China Proposes Global Tax System at G20 Meeting
China's Finance Minister Lou Jiwei proposed development of a new international taxation system at a G20 meeting in Chengdu over the weekend, joining a global movement aimed at stopping companies and individuals from exploiting discrepancies in different countries' laws to evade taxes.
Other highlights from the meeting of finance ministers and central bank governors at the weekend, the last before the G20 Summit in September, included a potential issuance of Special Drawing Rights (SDR)-denominated bonds in China next month.
Global Reform: A New International Tax System
A new global tax system should be fair, equal, inclusive and organized to cope with globalization, boost tax coordination and promote sustainable economic growth, Lou said at the meeting. Such a move would broaden global, regional and multilateral tax cooperation, and avoid overlap and discrimination, he added.
G20 countries have already reached some milestones in reducing tax evasion by companies and individuals. An inclusive framework to tackle issues like base erosion and profit shifting (BEPS), referring to exploitation of tax rule gaps to artificially shift profits to low or no-tax locations, has attracted 85 member nations so far, including all G20 countries.

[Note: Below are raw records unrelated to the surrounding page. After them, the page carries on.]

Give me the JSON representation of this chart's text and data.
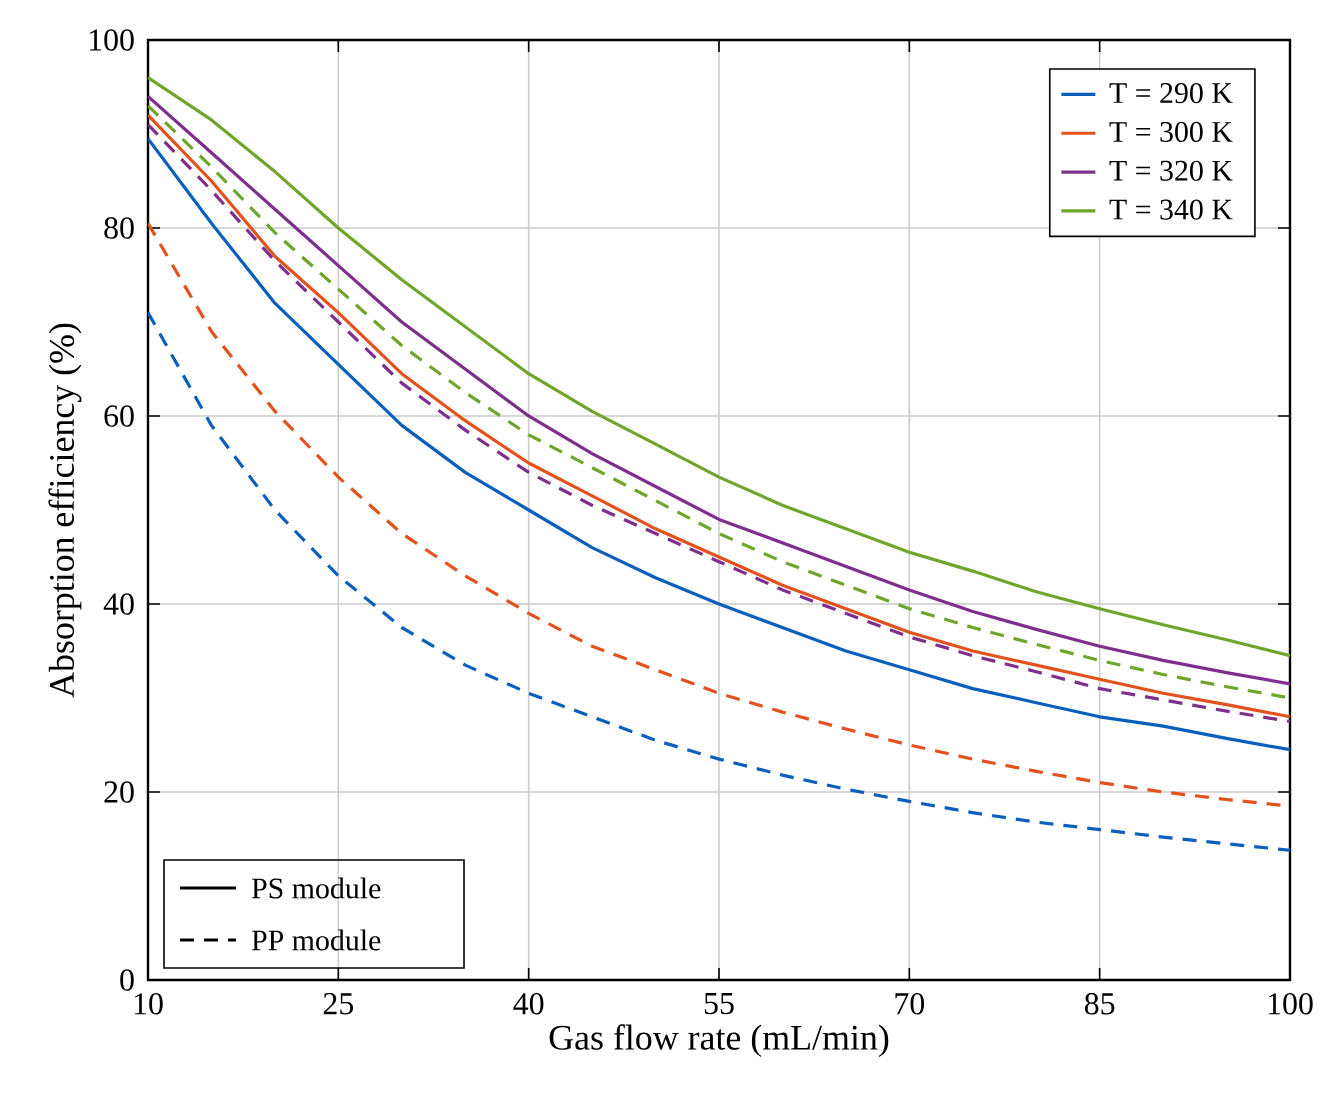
{
  "chart_data": {
    "type": "line",
    "xlabel": "Gas flow rate (mL/min)",
    "ylabel": "Absorption efficiency (%)",
    "x": [
      10,
      15,
      20,
      25,
      30,
      35,
      40,
      45,
      50,
      55,
      60,
      65,
      70,
      75,
      80,
      85,
      90,
      95,
      100
    ],
    "xlim": [
      10,
      100
    ],
    "xticks": [
      10,
      25,
      40,
      55,
      70,
      85,
      100
    ],
    "ylim": [
      0,
      100
    ],
    "yticks": [
      0,
      20,
      40,
      60,
      80,
      100
    ],
    "grid": true,
    "legend": "top right",
    "marker": "none",
    "annotations": [
      "PS module",
      "PP module"
    ],
    "series": [
      {
        "name": "T = 290 K",
        "color": "#0a5fbd",
        "line_style": "solid",
        "values": [
          89.5,
          80.5,
          72,
          65.5,
          59,
          54,
          50,
          46,
          42.8,
          40,
          37.5,
          35,
          33,
          31,
          29.5,
          28,
          27,
          25.7,
          24.5
        ]
      },
      {
        "name": "T = 300 K",
        "color": "#e2521c",
        "line_style": "solid",
        "values": [
          92,
          85,
          77,
          71,
          64.5,
          59.5,
          55,
          51.5,
          48,
          45,
          42,
          39.5,
          37,
          35,
          33.5,
          32,
          30.5,
          29.3,
          28
        ]
      },
      {
        "name": "T = 320 K",
        "color": "#7e2f8e",
        "line_style": "solid",
        "values": [
          94,
          88,
          82,
          76,
          70,
          65,
          60,
          56,
          52.5,
          49,
          46.5,
          44,
          41.5,
          39.2,
          37.3,
          35.5,
          34,
          32.7,
          31.5
        ]
      },
      {
        "name": "T = 340 K",
        "color": "#6fa52a",
        "line_style": "solid",
        "values": [
          96,
          91.5,
          86,
          80,
          74.5,
          69.5,
          64.5,
          60.5,
          57,
          53.5,
          50.5,
          48,
          45.5,
          43.5,
          41.3,
          39.5,
          37.8,
          36.2,
          34.5
        ]
      },
      {
        "color": "#0a5fbd",
        "line_style": "dashed",
        "values": [
          71,
          59,
          50,
          43,
          37.5,
          33.5,
          30.5,
          28,
          25.5,
          23.5,
          21.8,
          20.3,
          19,
          17.8,
          16.8,
          16,
          15.2,
          14.5,
          13.8
        ]
      },
      {
        "color": "#e2521c",
        "line_style": "dashed",
        "values": [
          80.5,
          69,
          60.5,
          53.5,
          47.5,
          43,
          39,
          35.5,
          33,
          30.5,
          28.5,
          26.7,
          25,
          23.5,
          22.2,
          21,
          20,
          19.2,
          18.5
        ]
      },
      {
        "color": "#7e2f8e",
        "line_style": "dashed",
        "values": [
          91,
          84,
          76.5,
          70,
          63.5,
          58.5,
          54,
          50.5,
          47.5,
          44.5,
          41.5,
          39,
          36.5,
          34.5,
          32.8,
          31,
          29.8,
          28.6,
          27.5
        ]
      },
      {
        "color": "#6fa52a",
        "line_style": "dashed",
        "values": [
          93,
          86.5,
          79.5,
          73.5,
          67.5,
          62.5,
          58,
          54.5,
          51,
          47.5,
          44.5,
          42,
          39.5,
          37.5,
          35.7,
          34,
          32.5,
          31.2,
          30
        ]
      }
    ]
  }
}
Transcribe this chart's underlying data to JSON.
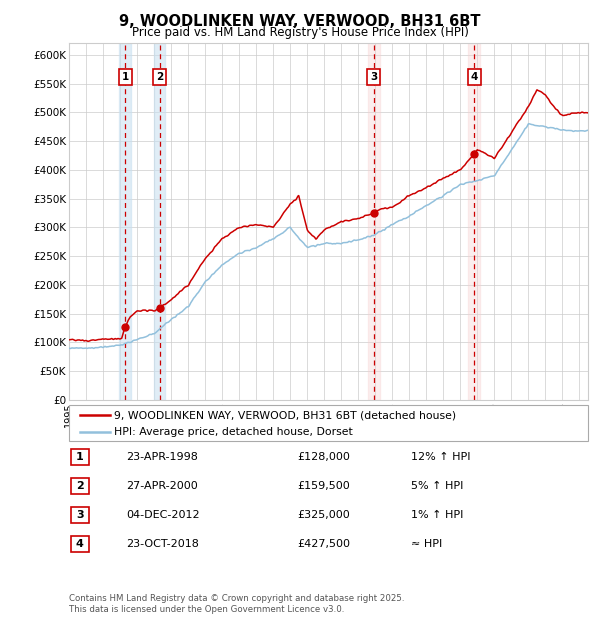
{
  "title_line1": "9, WOODLINKEN WAY, VERWOOD, BH31 6BT",
  "title_line2": "Price paid vs. HM Land Registry's House Price Index (HPI)",
  "ylim": [
    0,
    620000
  ],
  "yticks": [
    0,
    50000,
    100000,
    150000,
    200000,
    250000,
    300000,
    350000,
    400000,
    450000,
    500000,
    550000,
    600000
  ],
  "ytick_labels": [
    "£0",
    "£50K",
    "£100K",
    "£150K",
    "£200K",
    "£250K",
    "£300K",
    "£350K",
    "£400K",
    "£450K",
    "£500K",
    "£550K",
    "£600K"
  ],
  "legend_line1": "9, WOODLINKEN WAY, VERWOOD, BH31 6BT (detached house)",
  "legend_line2": "HPI: Average price, detached house, Dorset",
  "line1_color": "#cc0000",
  "line2_color": "#92c0dc",
  "transactions": [
    {
      "num": 1,
      "date": "23-APR-1998",
      "price": "128,000",
      "note": "12% ↑ HPI",
      "year": 1998.31
    },
    {
      "num": 2,
      "date": "27-APR-2000",
      "price": "159,500",
      "note": "5% ↑ HPI",
      "year": 2000.32
    },
    {
      "num": 3,
      "date": "04-DEC-2012",
      "price": "325,000",
      "note": "1% ↑ HPI",
      "year": 2012.92
    },
    {
      "num": 4,
      "date": "23-OCT-2018",
      "price": "427,500",
      "note": "≈ HPI",
      "year": 2018.81
    }
  ],
  "footer": "Contains HM Land Registry data © Crown copyright and database right 2025.\nThis data is licensed under the Open Government Licence v3.0.",
  "bg_color": "#ffffff",
  "grid_color": "#cccccc",
  "hpi_anchors_x": [
    1995,
    1996,
    1997,
    1998,
    1999,
    2000,
    2001,
    2002,
    2003,
    2004,
    2005,
    2006,
    2007,
    2008,
    2009,
    2010,
    2011,
    2012,
    2013,
    2014,
    2015,
    2016,
    2017,
    2018,
    2019,
    2020,
    2021,
    2022,
    2023,
    2024,
    2025
  ],
  "hpi_anchors_y": [
    90000,
    90000,
    92000,
    95000,
    105000,
    115000,
    140000,
    162000,
    205000,
    235000,
    255000,
    265000,
    280000,
    300000,
    265000,
    272000,
    272000,
    278000,
    288000,
    305000,
    320000,
    338000,
    355000,
    375000,
    382000,
    390000,
    435000,
    480000,
    475000,
    470000,
    468000
  ],
  "price_anchors_x": [
    1995,
    1996,
    1997,
    1998.1,
    1998.31,
    1998.6,
    1999,
    2000.1,
    2000.32,
    2000.6,
    2001,
    2002,
    2003,
    2004,
    2005,
    2006,
    2007,
    2008,
    2008.5,
    2009,
    2009.5,
    2010,
    2011,
    2012,
    2012.92,
    2013,
    2014,
    2015,
    2016,
    2017,
    2018,
    2018.81,
    2019,
    2020,
    2021,
    2022,
    2022.5,
    2023,
    2023.5,
    2024,
    2025
  ],
  "price_anchors_y": [
    105000,
    103000,
    105000,
    107000,
    128000,
    145000,
    155000,
    155000,
    159500,
    165000,
    175000,
    200000,
    245000,
    280000,
    300000,
    305000,
    300000,
    340000,
    355000,
    295000,
    280000,
    295000,
    310000,
    315000,
    325000,
    330000,
    335000,
    355000,
    370000,
    385000,
    400000,
    427500,
    435000,
    420000,
    465000,
    510000,
    540000,
    530000,
    510000,
    495000,
    500000
  ]
}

In a bid to boost tax transparency, the G20 reiterated its call for a standard for the automated exchange of information by 2018, and for the signing of the Multilateral Convention on Mutual Administrative Assistance in Tax Matters. So far 96 countries and regions have promised to exchange taxation information automatically.
Domestic Reform: Taxing the Digital Economy
Lou agreed with the need to tax e-commerce, financial technology and services based on the shared economy, such as private car services offered by companies like Uber and China's own rival Didi Chuxing.

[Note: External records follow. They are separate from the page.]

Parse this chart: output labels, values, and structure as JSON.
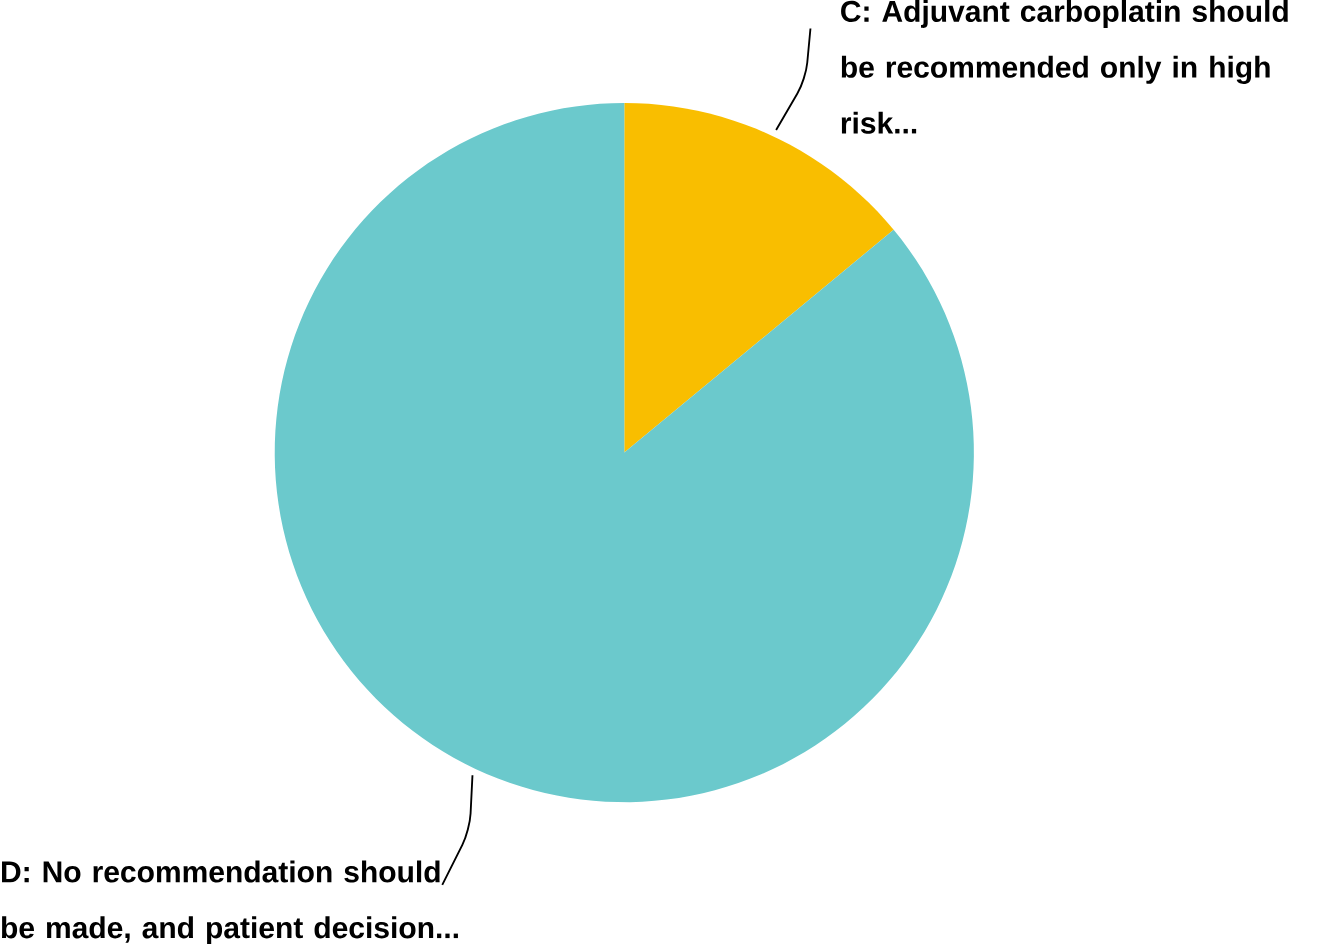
{
  "chart_data": {
    "type": "pie",
    "categories": [
      "C: Adjuvant carboplatin should be recommended only in high risk...",
      "D: No recommendation should be made, and patient decision..."
    ],
    "values": [
      14,
      86
    ],
    "colors": [
      "#f9be00",
      "#6bc9cc"
    ]
  }
}
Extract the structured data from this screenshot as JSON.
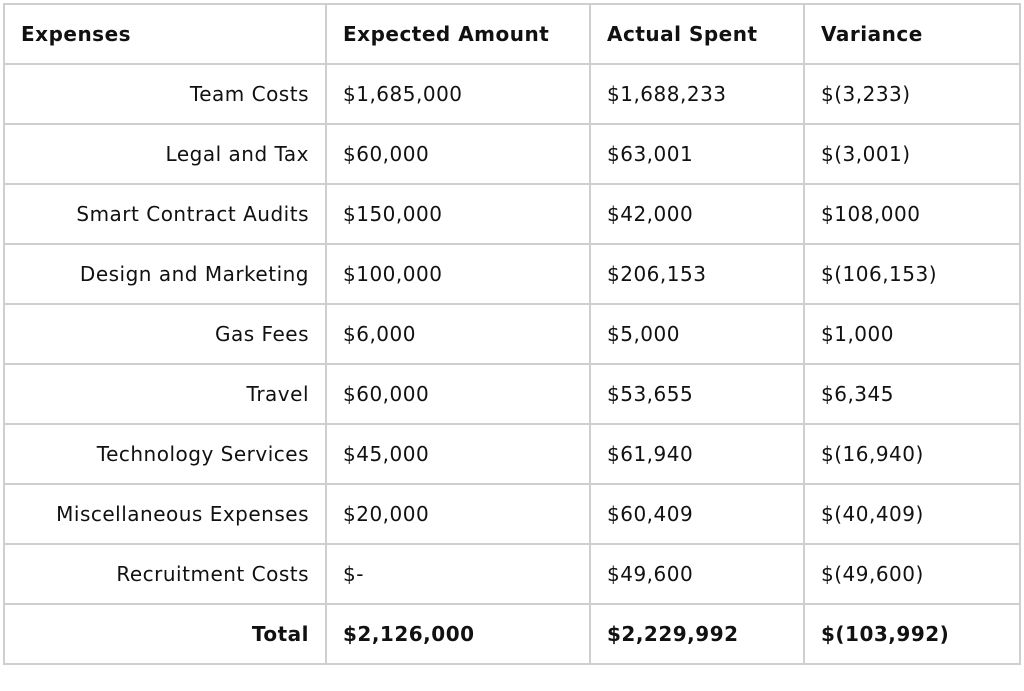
{
  "table": {
    "headers": {
      "expenses": "Expenses",
      "expected": "Expected Amount",
      "actual": "Actual Spent",
      "variance": "Variance"
    },
    "rows": [
      {
        "label": "Team Costs",
        "expected": "$1,685,000",
        "actual": "$1,688,233",
        "variance": "$(3,233)"
      },
      {
        "label": "Legal and Tax",
        "expected": "$60,000",
        "actual": "$63,001",
        "variance": "$(3,001)"
      },
      {
        "label": "Smart Contract Audits",
        "expected": "$150,000",
        "actual": "$42,000",
        "variance": "$108,000"
      },
      {
        "label": "Design and Marketing",
        "expected": "$100,000",
        "actual": "$206,153",
        "variance": "$(106,153)"
      },
      {
        "label": "Gas Fees",
        "expected": "$6,000",
        "actual": "$5,000",
        "variance": "$1,000"
      },
      {
        "label": "Travel",
        "expected": "$60,000",
        "actual": "$53,655",
        "variance": "$6,345"
      },
      {
        "label": "Technology Services",
        "expected": "$45,000",
        "actual": "$61,940",
        "variance": "$(16,940)"
      },
      {
        "label": "Miscellaneous Expenses",
        "expected": "$20,000",
        "actual": "$60,409",
        "variance": "$(40,409)"
      },
      {
        "label": "Recruitment Costs",
        "expected": "$-",
        "actual": "$49,600",
        "variance": "$(49,600)"
      }
    ],
    "total": {
      "label": "Total",
      "expected": "$2,126,000",
      "actual": "$2,229,992",
      "variance": "$(103,992)"
    }
  }
}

China started to tax goods imported through e-commerce channels in April, using a combination of tariffs, value-added tax (VAT) and applicable consumer taxes. Before that, consumers paid very little tax for imported goods purchased directly through e-commerce channels, undermining domestic Chinese manufacturers, Lou said.
"But it is technically difficult to tax the digital world," said Lou, referring to issues such as identifying Internet users and calculating transactions over a wide range of platforms.
Other reforms such as property taxes will take longer to resolve in China, Lou said. He added it may be impossible to submit draft legislation for a property tax law by 2018, which is when legislators finish their term. The issue has been left hanging for 13 years, as the government seeks to strike a balance between boosting tax revenues without overly cooling the property market.
SDR-denominated bonds may be issued in China's interbank market as early as August, Zhu Jun, director of the international department of China's central bank, told Caixin.
Zhu said that an international development organization is preparing the bond issue, but didn't specify a name or the size of the bond.
The Chinese yuan will join the SDR basket of currencies beginning on October 1, marking a major advance for the nation as it tries to integrate itself more closely with the global financial system.